The crowdfunding platform Hottenroth envisioned wouldn’t kick people off once a funding goal was reached it would encourage them to network, stay in touch with supporters and contribute to other projects. People would be able to sell the products they developed, the art they created, or the music they produced through an on-site store. They would also have easy access to key resources like accountants, patent lawyers, manufacturers and marketing experts to help them along their road to success.
Hottenroth saw her entrepreneurial vision come to life with the launch of ClickStartMe, and because of her renegade spirit and passion, it is poised to take crowdfunding to unprecedented heights. Her goal of helping others is alive and well too, and she’s relishing her role as an advocate and a mentor for everyone who wants to make their own American Dream a reality.
Hottenroth believes that being a female entrepreneur gives her certain advantages over her male counterparts in the crowdfunding world. Her creative flair and her intuitive sense of public perception led her to design ClickStartMe in a way that makes the process of crowdfunding uncomplicated and user-friendly.
And lets not forget fun, Hottenroth says.
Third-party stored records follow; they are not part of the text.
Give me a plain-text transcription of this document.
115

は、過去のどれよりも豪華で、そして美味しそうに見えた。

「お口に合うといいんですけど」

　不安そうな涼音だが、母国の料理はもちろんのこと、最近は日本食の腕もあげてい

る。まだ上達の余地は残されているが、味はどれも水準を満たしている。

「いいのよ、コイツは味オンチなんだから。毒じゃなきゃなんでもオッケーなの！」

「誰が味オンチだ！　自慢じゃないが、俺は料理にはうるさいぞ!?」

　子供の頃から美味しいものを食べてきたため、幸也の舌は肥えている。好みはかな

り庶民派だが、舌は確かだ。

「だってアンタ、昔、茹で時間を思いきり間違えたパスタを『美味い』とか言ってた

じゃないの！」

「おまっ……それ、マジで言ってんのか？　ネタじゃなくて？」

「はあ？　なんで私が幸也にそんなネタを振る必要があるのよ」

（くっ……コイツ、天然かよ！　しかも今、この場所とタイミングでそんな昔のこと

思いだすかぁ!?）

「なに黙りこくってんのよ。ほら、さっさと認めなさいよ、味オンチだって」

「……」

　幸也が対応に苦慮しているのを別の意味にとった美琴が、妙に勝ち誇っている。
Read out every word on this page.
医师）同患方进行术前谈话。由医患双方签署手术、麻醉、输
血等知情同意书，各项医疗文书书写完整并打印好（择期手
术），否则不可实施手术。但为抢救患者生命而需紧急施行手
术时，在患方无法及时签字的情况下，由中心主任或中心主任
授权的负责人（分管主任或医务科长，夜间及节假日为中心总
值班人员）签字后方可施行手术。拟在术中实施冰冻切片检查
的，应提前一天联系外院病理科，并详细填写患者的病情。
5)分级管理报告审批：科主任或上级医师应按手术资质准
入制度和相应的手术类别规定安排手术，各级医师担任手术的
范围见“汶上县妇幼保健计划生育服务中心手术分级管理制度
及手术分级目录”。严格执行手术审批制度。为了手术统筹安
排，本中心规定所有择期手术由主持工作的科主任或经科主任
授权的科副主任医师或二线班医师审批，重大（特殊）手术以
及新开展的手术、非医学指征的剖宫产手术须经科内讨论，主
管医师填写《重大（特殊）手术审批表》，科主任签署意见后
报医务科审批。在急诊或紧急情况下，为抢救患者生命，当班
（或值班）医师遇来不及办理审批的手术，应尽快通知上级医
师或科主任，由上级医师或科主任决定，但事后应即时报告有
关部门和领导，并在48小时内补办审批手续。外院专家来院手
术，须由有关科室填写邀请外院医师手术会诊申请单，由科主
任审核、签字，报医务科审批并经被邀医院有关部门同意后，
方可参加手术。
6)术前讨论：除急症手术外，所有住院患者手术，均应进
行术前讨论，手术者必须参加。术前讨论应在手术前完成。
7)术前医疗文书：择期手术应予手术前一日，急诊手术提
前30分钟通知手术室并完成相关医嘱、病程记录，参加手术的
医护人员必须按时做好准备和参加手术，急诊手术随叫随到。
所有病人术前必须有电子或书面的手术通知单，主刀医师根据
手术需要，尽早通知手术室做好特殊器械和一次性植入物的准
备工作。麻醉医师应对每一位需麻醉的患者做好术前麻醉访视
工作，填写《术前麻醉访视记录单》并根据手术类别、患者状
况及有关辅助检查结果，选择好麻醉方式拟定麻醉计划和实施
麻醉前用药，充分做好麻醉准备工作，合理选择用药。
While crowdfunding a project youre passionate about is serious business, we all want to have some fun in our lives, and ClickStartMe definitely puts the fun in crowdfunding.
To inject a healthy dose of fun into her cutting-edge startup, Hottenroth took her cue from the publics fascination with televised reality and talent contest shows like The Voice, Americas Next Top Model and Shark Tank and added contests for people who create a ClickStartMe project. Each contest offers cash prizes, trips to fun locations and other valuable rewards for participating.
Our Spokesmodel contest winner gets $ 5000. We are flying 10 models and one photographer to Las Vegas for a finale on stage at The Act, the hottest club in the country, Hottenroth said. In our invention and product category, the contest winner gets a national distribution deal for their product and a television commercial produced for them. The perks make it fun for users and give them the opportunity to make their product widely visible, but they also add to the experience for donors instead of just being funders, they become active supporters cheering on their contestant.